OKI – Pemerintah Kabupaten Ogan Komering Ilir (OKI) bersama Forum Koordinasi Pimpinan Daerah (Forkopimda) menggelar Apel Kehormatan dan Renungan Suci di Taman Makam Pahlawan (TMP) Kesuma Bangsa, Kayuagung, Jumat (14/8) malam.
Kegiatan yang dimulai sekitar pukul 23.30 WIB berlangsung khidmat. Lampu taman makam dipadamkan, sementara dua obor dinyalakan sebagai simbol penghormatan kepada para pahlawan yang telah gugur dalam perjuangan mempertahankan kemerdekaan.
Sebanyak 95 pahlawan dimakamkan di TMP Kesuma Bangsa. Dalam apel tersebut, Komandan Kodim 0402/OKI Letkol Inf Gunawan Wibisono, S.H. bertindak sebagai inspektur apel dan membacakan naskah Apel Kehormatan dan Renungan Suci.
Gunawan mengatakan, renungan suci menjadi momentum untuk mengenang jasa dan pengorbanan para pahlawan sekaligus mengingatkan generasi penerus agar menjaga keutuhan bangsa.
“Malam ini kita hadir untuk mengenang dan menghormati para pahlawan yang telah mengorbankan jiwa dan raganya demi kemerdekaan. Pengorbanan mereka menjadi amanah bagi generasi penerus untuk menjaga keutuhan bangsa dan negara,” ujarnya.
Menurut Gunawan, perjuangan generasi saat ini memang berbeda dengan masa lalu, tetapi semangat pengabdian kepada bangsa harus tetap dipertahankan.
“Perjuangan hari ini tentu berbeda dengan perjuangan pada masa lalu. Namun, semangatnya tetap sama, yakni memberikan yang terbaik bagi bangsa dan negara. Mari kita isi kemerdekaan dengan kerja nyata, menjaga persatuan dan memberikan pengabdian terbaik kepada masyarakat,” katanya.
Bupati OKI H. Muchendi Mahzareki mengatakan, renungan suci bukan sekadar kegiatan seremonial dalam rangkaian peringatan HUT ke-81 Kemerdekaan Republik Indonesia. Kegiatan tersebut menjadi momentum untuk merefleksikan kembali nilai perjuangan yang diwariskan para pahlawan.
“Kemerdekaan yang kita rasakan hari ini tidak datang begitu saja. Ada pengorbanan, air mata bahkan nyawa yang diberikan para pahlawan.

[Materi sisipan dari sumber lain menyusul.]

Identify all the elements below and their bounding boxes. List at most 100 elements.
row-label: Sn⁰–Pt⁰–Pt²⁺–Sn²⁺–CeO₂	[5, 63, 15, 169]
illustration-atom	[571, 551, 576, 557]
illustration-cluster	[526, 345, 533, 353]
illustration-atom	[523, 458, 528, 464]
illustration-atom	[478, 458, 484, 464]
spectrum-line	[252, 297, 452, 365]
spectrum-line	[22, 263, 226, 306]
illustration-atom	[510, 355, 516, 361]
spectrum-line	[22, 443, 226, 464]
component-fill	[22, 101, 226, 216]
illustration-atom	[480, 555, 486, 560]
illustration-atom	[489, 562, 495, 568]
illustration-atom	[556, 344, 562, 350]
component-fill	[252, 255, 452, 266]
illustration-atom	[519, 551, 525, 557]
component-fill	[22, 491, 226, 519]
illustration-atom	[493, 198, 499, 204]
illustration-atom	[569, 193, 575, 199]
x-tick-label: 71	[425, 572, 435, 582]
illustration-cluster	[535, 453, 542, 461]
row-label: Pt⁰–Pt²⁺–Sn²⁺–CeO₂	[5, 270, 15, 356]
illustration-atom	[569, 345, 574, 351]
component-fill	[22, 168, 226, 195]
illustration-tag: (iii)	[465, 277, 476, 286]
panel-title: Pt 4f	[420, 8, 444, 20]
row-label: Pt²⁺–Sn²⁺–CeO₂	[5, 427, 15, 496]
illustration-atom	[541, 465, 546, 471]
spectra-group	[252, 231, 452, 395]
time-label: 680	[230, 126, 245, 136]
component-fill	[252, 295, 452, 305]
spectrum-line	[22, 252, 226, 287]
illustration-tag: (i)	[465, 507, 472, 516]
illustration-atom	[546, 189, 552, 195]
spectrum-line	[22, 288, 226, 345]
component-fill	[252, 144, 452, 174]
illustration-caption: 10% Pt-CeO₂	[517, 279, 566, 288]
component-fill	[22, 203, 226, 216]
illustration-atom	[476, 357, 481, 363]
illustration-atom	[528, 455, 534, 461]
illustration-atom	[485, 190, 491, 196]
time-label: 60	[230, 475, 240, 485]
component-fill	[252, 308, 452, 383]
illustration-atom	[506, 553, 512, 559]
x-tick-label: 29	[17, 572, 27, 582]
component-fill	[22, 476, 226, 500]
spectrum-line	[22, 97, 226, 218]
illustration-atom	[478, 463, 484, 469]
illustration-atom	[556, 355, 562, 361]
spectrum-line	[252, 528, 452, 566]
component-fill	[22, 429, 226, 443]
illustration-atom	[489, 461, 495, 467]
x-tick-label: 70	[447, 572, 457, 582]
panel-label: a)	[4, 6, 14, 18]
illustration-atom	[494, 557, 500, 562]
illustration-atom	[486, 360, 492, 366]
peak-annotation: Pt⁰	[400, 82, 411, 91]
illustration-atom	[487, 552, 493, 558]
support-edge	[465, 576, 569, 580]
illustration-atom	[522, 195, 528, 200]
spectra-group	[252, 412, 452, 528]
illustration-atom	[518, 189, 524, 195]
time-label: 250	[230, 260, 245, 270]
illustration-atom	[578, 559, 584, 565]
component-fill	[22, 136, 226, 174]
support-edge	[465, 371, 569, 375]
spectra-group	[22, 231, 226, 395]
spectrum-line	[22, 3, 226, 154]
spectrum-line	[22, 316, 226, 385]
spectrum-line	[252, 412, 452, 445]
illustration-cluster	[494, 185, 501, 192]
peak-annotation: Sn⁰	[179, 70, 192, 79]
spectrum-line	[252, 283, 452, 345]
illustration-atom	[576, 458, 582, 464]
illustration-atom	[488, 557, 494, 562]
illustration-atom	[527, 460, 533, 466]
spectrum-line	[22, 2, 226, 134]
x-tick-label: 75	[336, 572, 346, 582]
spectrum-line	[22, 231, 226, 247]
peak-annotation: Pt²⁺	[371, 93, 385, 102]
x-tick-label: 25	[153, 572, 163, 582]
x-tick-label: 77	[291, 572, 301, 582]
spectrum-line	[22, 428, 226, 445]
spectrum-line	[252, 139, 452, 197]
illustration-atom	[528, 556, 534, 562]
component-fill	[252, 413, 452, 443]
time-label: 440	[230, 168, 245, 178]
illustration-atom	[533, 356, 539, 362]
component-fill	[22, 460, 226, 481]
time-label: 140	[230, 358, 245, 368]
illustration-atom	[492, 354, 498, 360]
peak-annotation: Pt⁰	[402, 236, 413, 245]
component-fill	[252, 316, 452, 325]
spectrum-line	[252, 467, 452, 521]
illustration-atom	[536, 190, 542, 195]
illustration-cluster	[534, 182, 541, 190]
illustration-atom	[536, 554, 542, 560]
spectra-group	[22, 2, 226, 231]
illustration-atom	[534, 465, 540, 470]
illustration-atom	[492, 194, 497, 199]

Karena itu, momentum renungan suci ini mengingatkan kita untuk tidak melupakan sejarah dan terus menghargai jasa mereka,” ujar Muchendi.
Ia menambahkan, perjuangan generasi saat ini dapat diwujudkan melalui pembangunan, peningkatan kesejahteraan masyarakat dan pelayanan kepada masyarakat.
“Kalau dulu para pahlawan berjuang dengan senjata, hari ini perjuangan kita adalah membangun daerah, meningkatkan kesejahteraan masyarakat dan menjaga persatuan. Semangat perjuangan itu harus terus kita hidupkan dalam setiap pengabdian,” katanya.
Suasana hening semakin terasa saat pembacaan naskah renungan suci berlangsung di bawah cahaya dua obor. Kegiatan kemudian ditutup dengan doa dan penghormatan kepada arwah para pahlawan.